Тагор, предположительно, имевший дальтонизм (частичную неразличимость красного и зелёного цветов), создавал работы с особенными композициями и цветовыми решениями[73]. Его очаровывали геометрические фигуры, он часто использовал в портретах угловатые, устремленные вверх линии, узкие, вытянутые формы, отражающие душевные переживания. Поздние работы Тагора характеризуются гротескностью, и драматизмом, хотя остается непонятным, отражает ли это боль Тагора за свою семью или за судьбу всего человечества[92].

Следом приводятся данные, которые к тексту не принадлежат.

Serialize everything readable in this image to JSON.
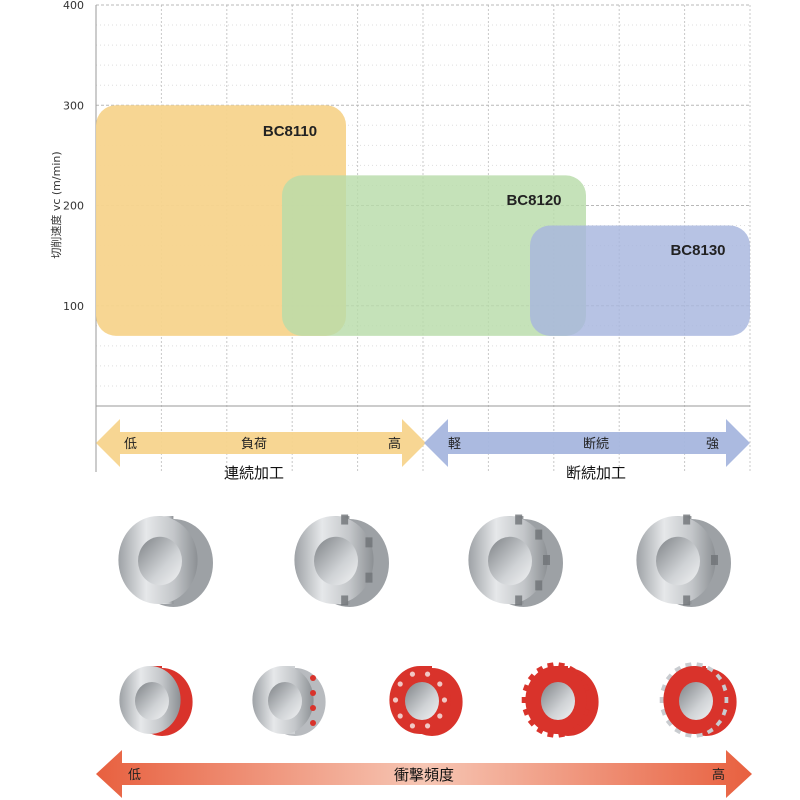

В письме к Рани Махаланобис, жене известного индийского математика и своего друга Прасанты Махаланобиса[93], Тагор писал:

Прежде всего есть намек на линию, потом линия становится формой. Более выраженная форма становится отображением моей концепции… Единственное обучение, которое я получил в молодости, было обучением ритма, в мысли, ритма в звуке. Я пришёл к пониманию, что ритм создает реальность, в которой бессистемное незначительно.

— «Rabindranth Tagore to Rani Mahalanobis», November 1928, trans. Khitish Roy, in Neogy, pp. 79—80.

Для Тагора этот ритм являлся отражением игры Создателя. Он переосмысливал опыт модернистов, мастерски сохраняя баланс между индивидуальностью и разнообразием в творчестве[92].

Драма и проза

Хотя на Западе Тагор больше известен как поэт, он был также автором многочисленных пьес: «Жертвоприношение» («Visarjan», 1890), герой которой, молодой человек, занят мучительными поисками истины; «Почта» («Dakghar», 1912) — печальная история подростка; «Красные олеандры» («Rakta-Karabi», 1925) — драма социального и политического протеста. Роман Р. Тагора «Гора» неоднократно переиздавался в переводе на русский язык в России \ СССР.

Оценка творчества

Литературный секретарь Тагора Ами Чакраварти отмечал, что стихотворения поэта пользовались такой популярностью у простых бенгальцев, что часто воспринимались ими как народные. Но популяризации творчества на Западе мешало относительно небольшое количество качественных переводов, иные же не передавали всего первоначального смысла и красоты строк. Множество ранних произведений оставались непереведенными и, таким образом, доступными лишь для бенгалоязычных читателей[94].

Сотрудник школы в Шантиникетане и помощник Тагора Кришна Крипалани[95] писал:

…главное значение Тагора состоит в том импульсе, который он дал всему течению культурного и духовного развития Индии… Он дал индийцам веру в свой язык и в своё культурное и интеллектуальное наследие.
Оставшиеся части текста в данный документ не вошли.